VimpelCom, invece, per l’assistenza legale, si è avvalsa degli studi: Weil Gotshal & Manges che ha seguito Citigroup, Akin Gump Strauss Houer & Feld, Skadden Arps Slate Meagher & Flom, e di Gianni Origoni Grippo & Partners con il team guidato da Eugenio Grippo (nella foto) e Alessandro Giuliani, per gli aspetti Corporate e Piero Fattori per gli aspetti Antitrust, coadiuvati dagli associate Fabio Parisi per il Corporate e Fabio Chiarenza del dipartimento Tax. Per la compagnia russa hanno agito in qualità di advisor finanziari: Deutsche Bank, JP Morgan, Citigroup, Ubs Investment Bank.

Dunque, dopo un’attesa durata sei anni, Naguib Sawiris lascia il Bel Paese e il suo impero nelle mani dei russi, restando, tuttavia, all’interno del gruppo come socio di minoranza al 20%.

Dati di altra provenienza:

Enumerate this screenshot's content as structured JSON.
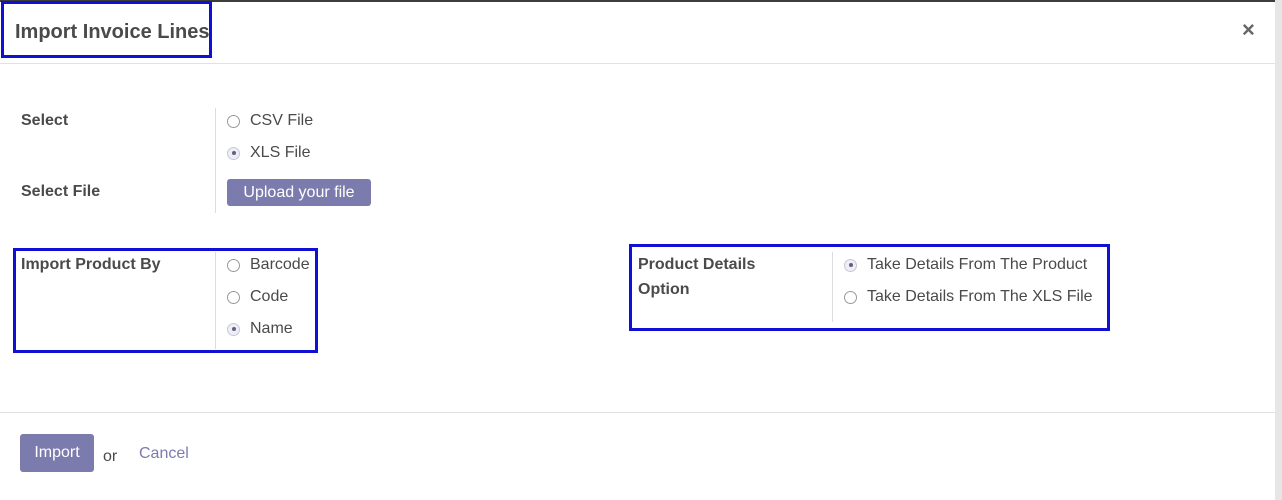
{
  "dialog": {
    "title": "Import Invoice Lines",
    "close_label": "×"
  },
  "select": {
    "label": "Select",
    "options": [
      {
        "label": "CSV File",
        "checked": false
      },
      {
        "label": "XLS File",
        "checked": true
      }
    ]
  },
  "select_file": {
    "label": "Select File",
    "button_label": "Upload your file"
  },
  "import_product_by": {
    "label": "Import Product By",
    "options": [
      {
        "label": "Barcode",
        "checked": false
      },
      {
        "label": "Code",
        "checked": false
      },
      {
        "label": "Name",
        "checked": true
      }
    ]
  },
  "product_details_option": {
    "label_line1": "Product Details",
    "label_line2": "Option",
    "options": [
      {
        "label": "Take Details From The Product",
        "checked": true
      },
      {
        "label": "Take Details From The XLS File",
        "checked": false
      }
    ]
  },
  "footer": {
    "import_label": "Import",
    "or_label": "or",
    "cancel_label": "Cancel"
  },
  "colors": {
    "primary": "#7c7bad",
    "highlight": "#1010d4"
  }
}
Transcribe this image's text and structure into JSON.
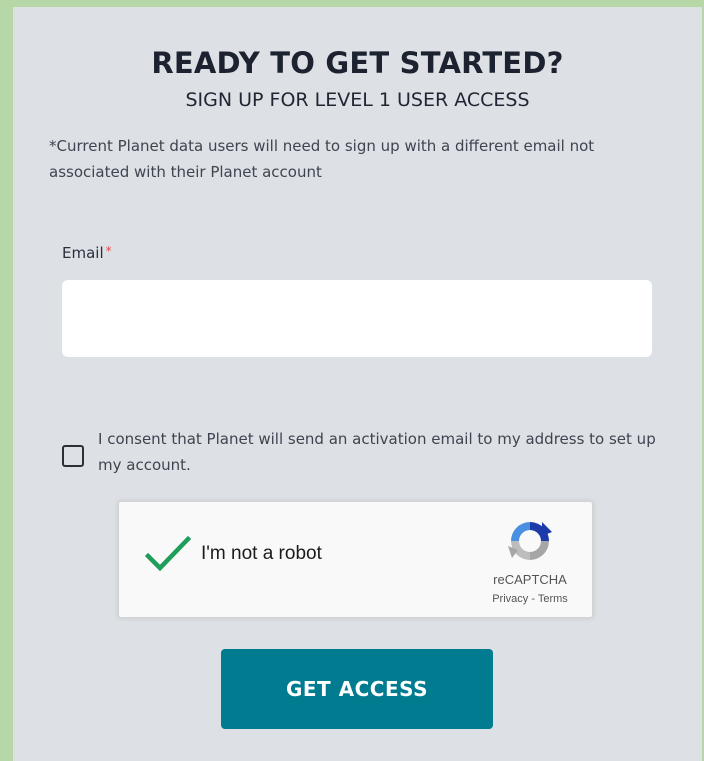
{
  "form": {
    "headline": "READY TO GET STARTED?",
    "subheadline": "SIGN UP FOR LEVEL 1 USER ACCESS",
    "note": "*Current Planet data users will need to sign up with a different email not associated with their Planet account",
    "email": {
      "label": "Email",
      "required_marker": "*",
      "value": "",
      "placeholder": ""
    },
    "consent": {
      "checked": false,
      "text": "I consent that Planet will send an activation email to my address to set up my account."
    },
    "recaptcha": {
      "label": "I'm not a robot",
      "checked": true,
      "brand": "reCAPTCHA",
      "privacy": "Privacy",
      "separator": " - ",
      "terms": "Terms",
      "check_icon": "checkmark-icon",
      "logo_icon": "recaptcha-logo-icon"
    },
    "submit_label": "GET ACCESS"
  },
  "colors": {
    "background_frame": "#b8d7a6",
    "panel": "#dde1e5",
    "accent_button": "#007b8f",
    "required": "#e24a4a",
    "check": "#1e9e5a"
  }
}
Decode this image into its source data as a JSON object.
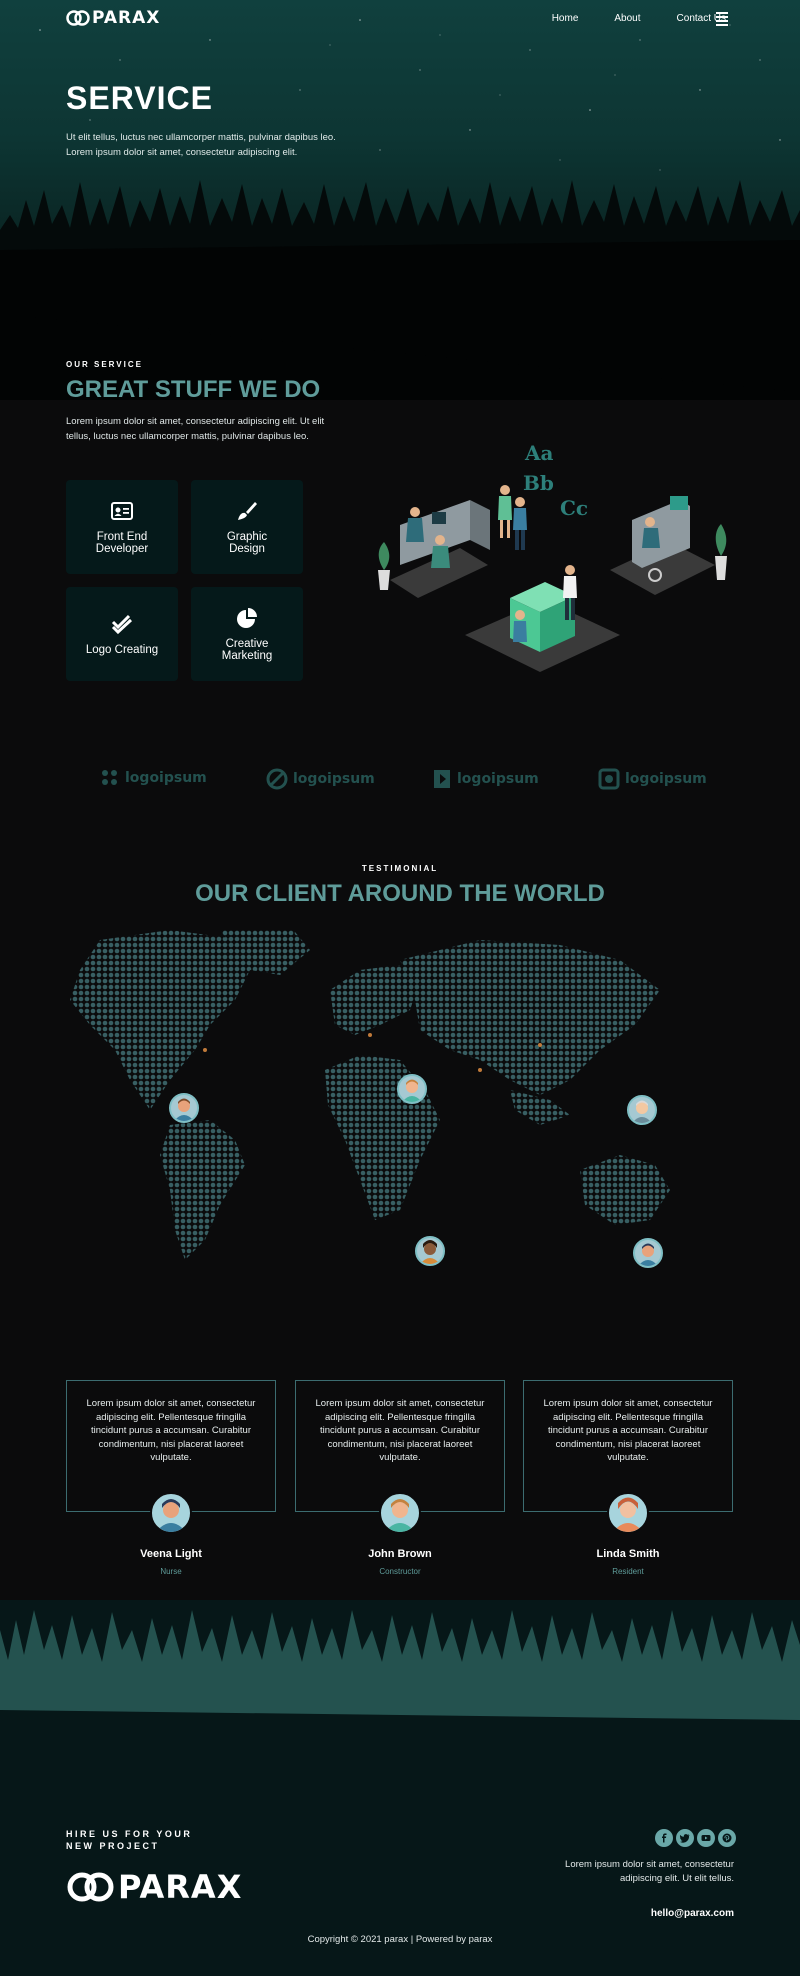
{
  "brand": {
    "name": "PARAX"
  },
  "nav": {
    "home": "Home",
    "about": "About",
    "contact": "Contact Us"
  },
  "hero": {
    "title": "SERVICE",
    "subtitle_line1": "Ut elit tellus, luctus nec ullamcorper mattis, pulvinar dapibus leo.",
    "subtitle_line2": "Lorem ipsum dolor sit amet, consectetur adipiscing elit."
  },
  "service": {
    "eyebrow": "OUR SERVICE",
    "title": "GREAT STUFF WE DO",
    "text": "Lorem ipsum dolor sit amet, consectetur adipiscing elit. Ut elit tellus, luctus nec ullamcorper mattis, pulvinar dapibus leo.",
    "cards": [
      {
        "line1": "Front End",
        "line2": "Developer",
        "icon": "id-card-icon"
      },
      {
        "line1": "Graphic",
        "line2": "Design",
        "icon": "paint-brush-icon"
      },
      {
        "line1": "Logo Creating",
        "line2": "",
        "icon": "double-check-icon"
      },
      {
        "line1": "Creative",
        "line2": "Marketing",
        "icon": "pie-chart-icon"
      }
    ],
    "illustration_letters": [
      "Aa",
      "Bb",
      "Cc"
    ]
  },
  "partners": [
    "logoipsum",
    "logoipsum",
    "logoipsum",
    "logoipsum"
  ],
  "testimonial": {
    "eyebrow": "TESTIMONIAL",
    "title": "OUR CLIENT AROUND THE WORLD",
    "items": [
      {
        "text": "Lorem ipsum dolor sit amet, consectetur adipiscing elit. Pellentesque fringilla tincidunt purus a accumsan. Curabitur condimentum, nisi placerat laoreet vulputate.",
        "name": "Veena Light",
        "role": "Nurse"
      },
      {
        "text": "Lorem ipsum dolor sit amet, consectetur adipiscing elit. Pellentesque fringilla tincidunt purus a accumsan. Curabitur condimentum, nisi placerat laoreet vulputate.",
        "name": "John Brown",
        "role": "Constructor"
      },
      {
        "text": "Lorem ipsum dolor sit amet, consectetur adipiscing elit. Pellentesque fringilla tincidunt purus a accumsan. Curabitur condimentum, nisi placerat laoreet vulputate.",
        "name": "Linda Smith",
        "role": "Resident"
      }
    ]
  },
  "footer": {
    "eyebrow_line1": "HIRE US FOR YOUR",
    "eyebrow_line2": "NEW PROJECT",
    "description": "Lorem ipsum dolor sit amet, consectetur adipiscing elit. Ut elit tellus.",
    "email": "hello@parax.com",
    "copyright": "Copyright © 2021 parax | Powered by parax",
    "social": [
      "facebook-icon",
      "twitter-icon",
      "youtube-icon",
      "pinterest-icon"
    ]
  },
  "colors": {
    "accent": "#5f9c9a",
    "card_bg": "#05191a",
    "hero_bg": "#0d3533",
    "page_bg": "#0b0b0c"
  }
}
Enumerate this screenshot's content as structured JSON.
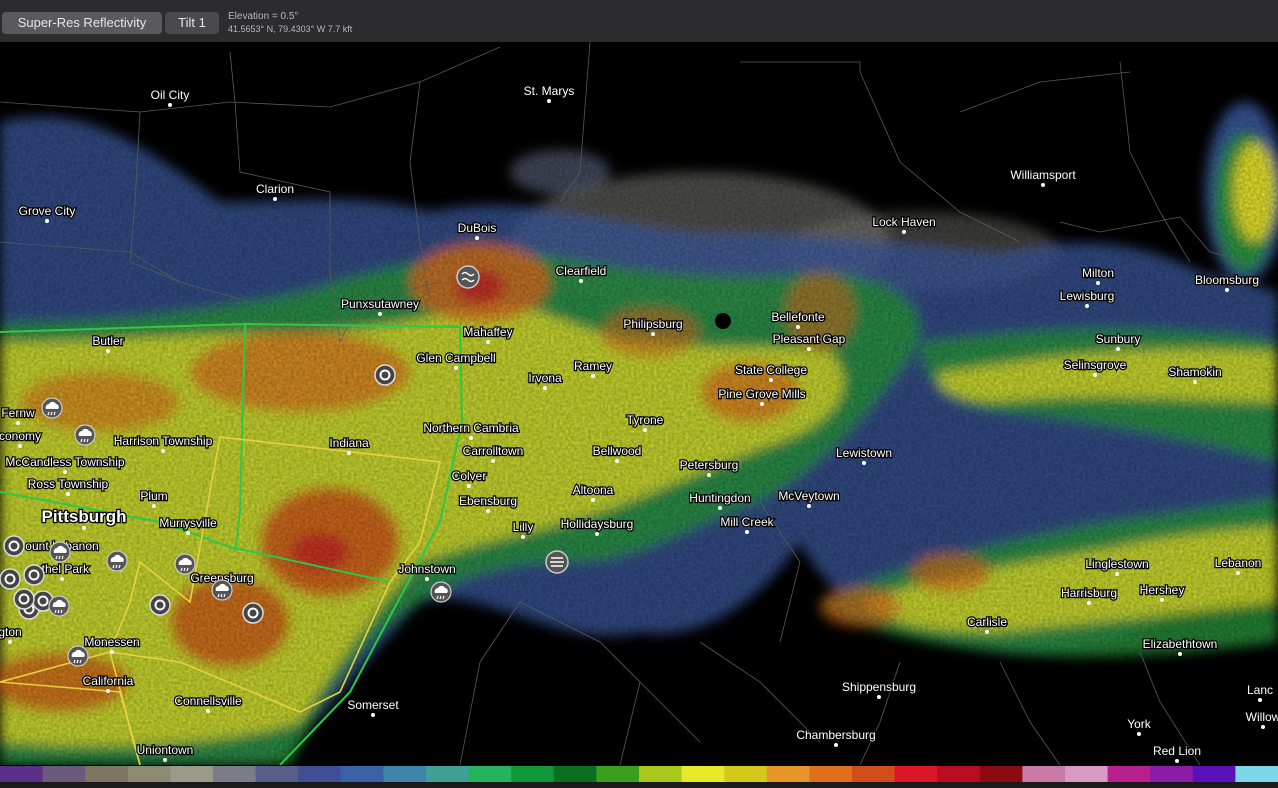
{
  "toolbar": {
    "product_label": "Super-Res Reflectivity",
    "tilt_label": "Tilt 1",
    "elevation": "Elevation = 0.5°",
    "coordinates": "41.5653° N, 79.4303° W 7.7 kft"
  },
  "cities": [
    "Oil City",
    "St. Marys",
    "Clarion",
    "Williamsport",
    "Grove City",
    "DuBois",
    "Lock Haven",
    "Clearfield",
    "Milton",
    "Bloomsburg",
    "Lewisburg",
    "Punxsutawney",
    "Mahaffey",
    "Philipsburg",
    "Bellefonte",
    "Butler",
    "Pleasant Gap",
    "Glen Campbell",
    "Sunbury",
    "Irvona",
    "Ramey",
    "Selinsgrove",
    "State College",
    "Shamokin",
    "Pine Grove Mills",
    "Fernw",
    "conomy",
    "Harrison Township",
    "Northern Cambria",
    "Tyrone",
    "Indiana",
    "Carrolltown",
    "McCandless Township",
    "Bellwood",
    "Lewistown",
    "Colver",
    "Petersburg",
    "Ross Township",
    "Plum",
    "Ebensburg",
    "Altoona",
    "Huntingdon",
    "McVeytown",
    "Pittsburgh",
    "Murrysville",
    "Lilly",
    "Hollidaysburg",
    "Mill Creek",
    "ount Lebanon",
    "ethel Park",
    "Greensburg",
    "Johnstown",
    "Linglestown",
    "Lebanon",
    "Hershey",
    "Harrisburg",
    "Carlisle",
    "Monessen",
    "gton",
    "Elizabethtown",
    "California",
    "Connellsville",
    "Shippensburg",
    "Somerset",
    "Lanc",
    "Willow",
    "York",
    "Chambersburg",
    "Uniontown",
    "Red Lion"
  ],
  "legend": {
    "colors": [
      "#5c2f8a",
      "#6a5a7e",
      "#7e7462",
      "#8d8a74",
      "#9a9a8a",
      "#7c7c88",
      "#5a5e8a",
      "#3f4e95",
      "#3b62a6",
      "#3f83a8",
      "#3fa095",
      "#25b25a",
      "#12963a",
      "#0b6f22",
      "#3aa01c",
      "#a8c81e",
      "#e6e82a",
      "#d4c81a",
      "#e8962a",
      "#e06e1e",
      "#d24e18",
      "#dc1428",
      "#b80c20",
      "#8c0a12",
      "#c87aa4",
      "#d69ac4",
      "#b8208e",
      "#8a1ca8",
      "#5a12b8",
      "#7ad8e8"
    ]
  },
  "icons": {
    "warning_storm": "storm-cell-icon",
    "hail": "hail-icon",
    "rain": "rain-cloud-icon",
    "fog": "fog-icon",
    "radar_site": "radar-site-icon"
  }
}
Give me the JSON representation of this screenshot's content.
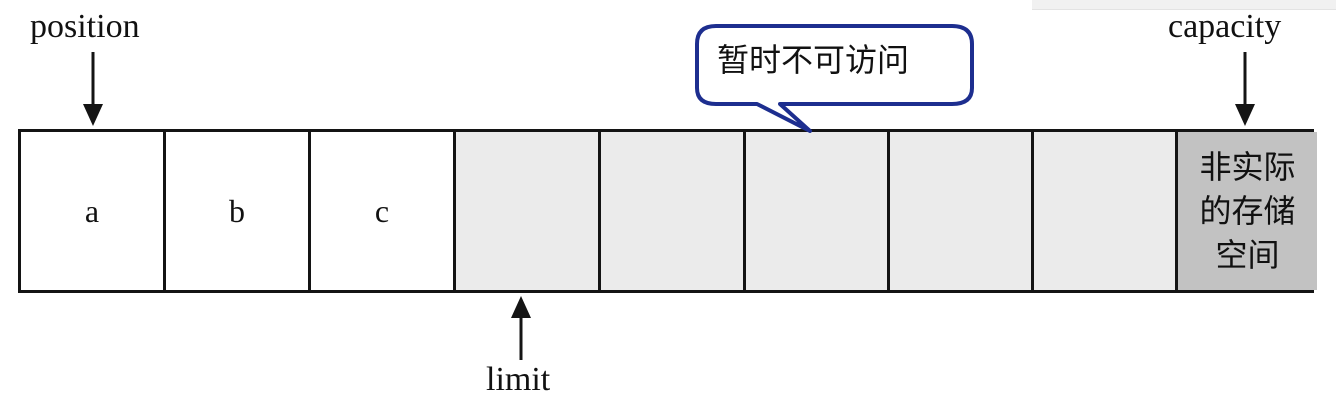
{
  "labels": {
    "position": "position",
    "capacity": "capacity",
    "limit": "limit"
  },
  "callout": {
    "text": "暂时不可访问",
    "border_color": "#1d2e8f"
  },
  "cells": [
    {
      "text": "a",
      "state": "filled"
    },
    {
      "text": "b",
      "state": "filled"
    },
    {
      "text": "c",
      "state": "filled"
    },
    {
      "text": "",
      "state": "inaccessible"
    },
    {
      "text": "",
      "state": "inaccessible"
    },
    {
      "text": "",
      "state": "inaccessible"
    },
    {
      "text": "",
      "state": "inaccessible"
    },
    {
      "text": "",
      "state": "inaccessible"
    },
    {
      "text": "非实际的存储空间",
      "state": "reserved"
    }
  ],
  "colors": {
    "filled": "#ffffff",
    "inaccessible": "#ebebeb",
    "reserved": "#c2c2c2",
    "stroke": "#141414"
  }
}
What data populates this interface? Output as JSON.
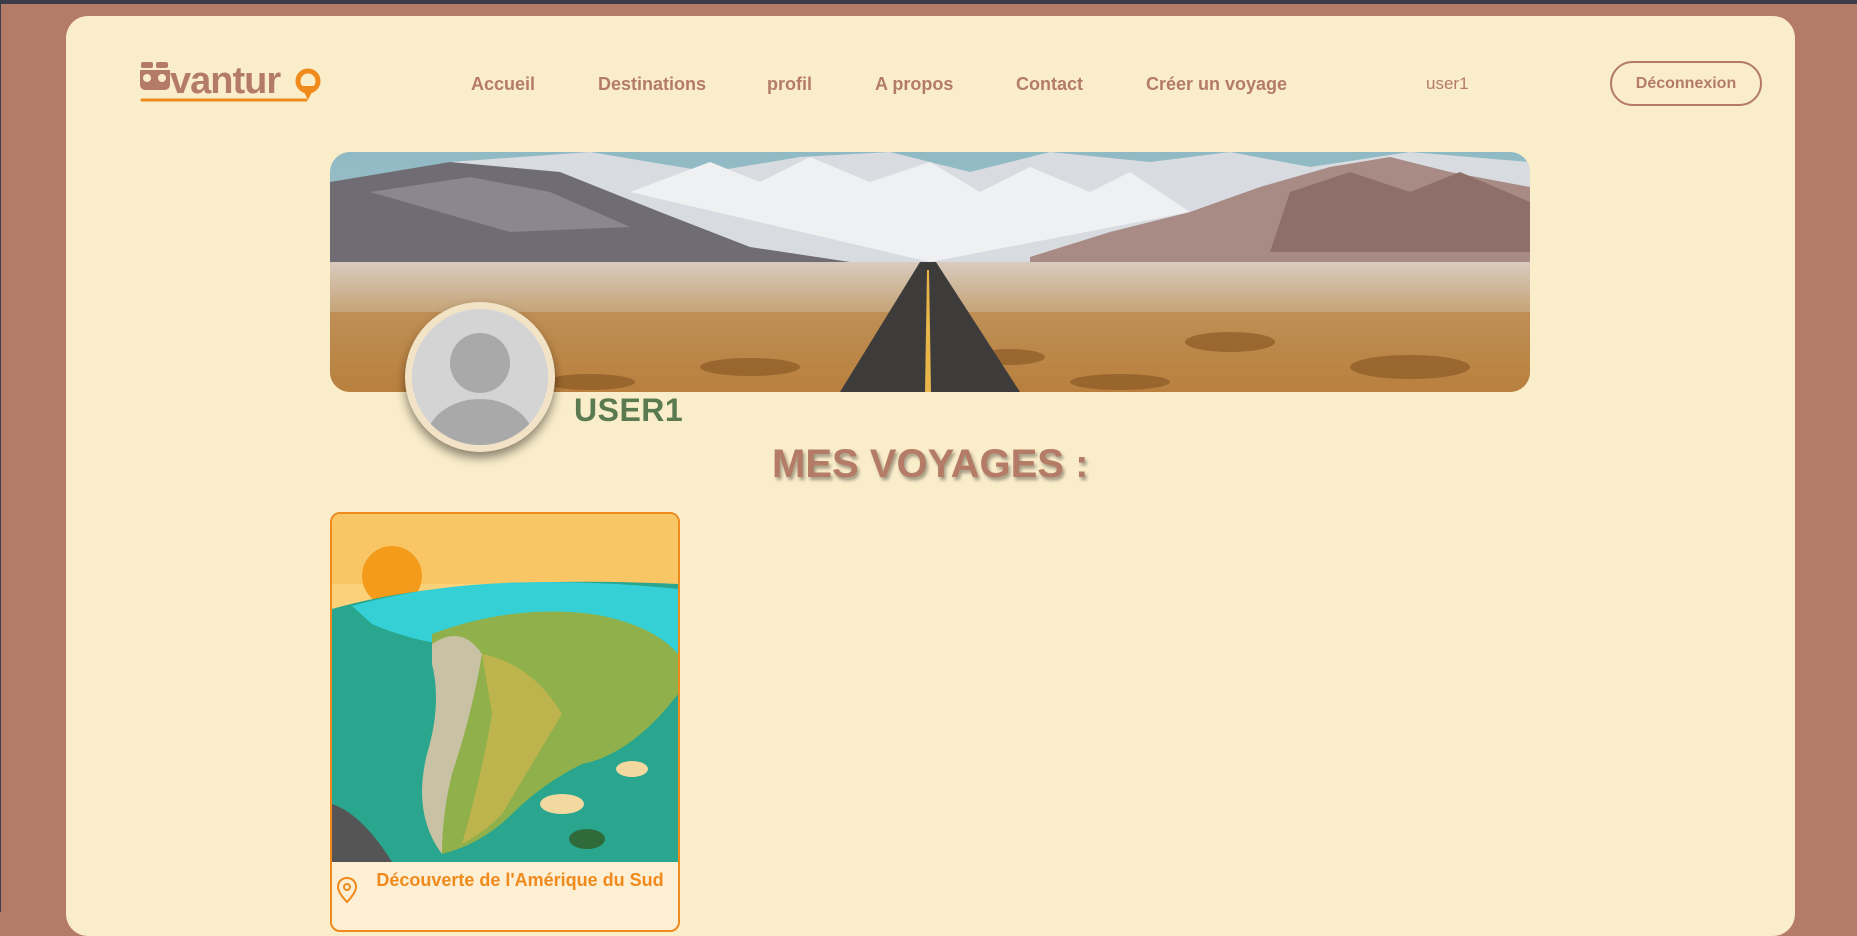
{
  "brand": {
    "logo_text": "vantura"
  },
  "nav": {
    "items": [
      {
        "label": "Accueil",
        "name": "nav-accueil"
      },
      {
        "label": "Destinations",
        "name": "nav-destinations"
      },
      {
        "label": "profil",
        "name": "nav-profil"
      },
      {
        "label": "A propos",
        "name": "nav-a-propos"
      },
      {
        "label": "Contact",
        "name": "nav-contact"
      },
      {
        "label": "Créer un voyage",
        "name": "nav-creer-voyage"
      }
    ]
  },
  "header": {
    "username": "user1",
    "logout_label": "Déconnexion"
  },
  "profile": {
    "name": "USER1"
  },
  "section": {
    "title": "MES VOYAGES :"
  },
  "trips": [
    {
      "title": "Découverte de l'Amérique du Sud"
    }
  ],
  "colors": {
    "outer_bg": "#b47c66",
    "page_bg": "#faedca",
    "accent": "#b47c66",
    "card_accent": "#f08a1c",
    "profile_name": "#5b7a50"
  }
}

Adesso, il passo, verso la chiusura della fusione, è breve. L’accordo si è raggiunto grazie allo sconto di Sawiris, da 1,8 a 1,5 miliardi di dollari e all’esclusione dal bord del futuro gruppo; ma l’ultima parola, che darà vita alla nuova compagnia è attesa per il 17 marzo, anche se la lotta, in assemblea, tra Altimo e Telenor sarà dura, a causa della loro minaccia di opposizione.
Dalla fusione nascerà il quinto operatore mondiale di telecomunicazioni che partirà con un debito di 25,7 miliardi.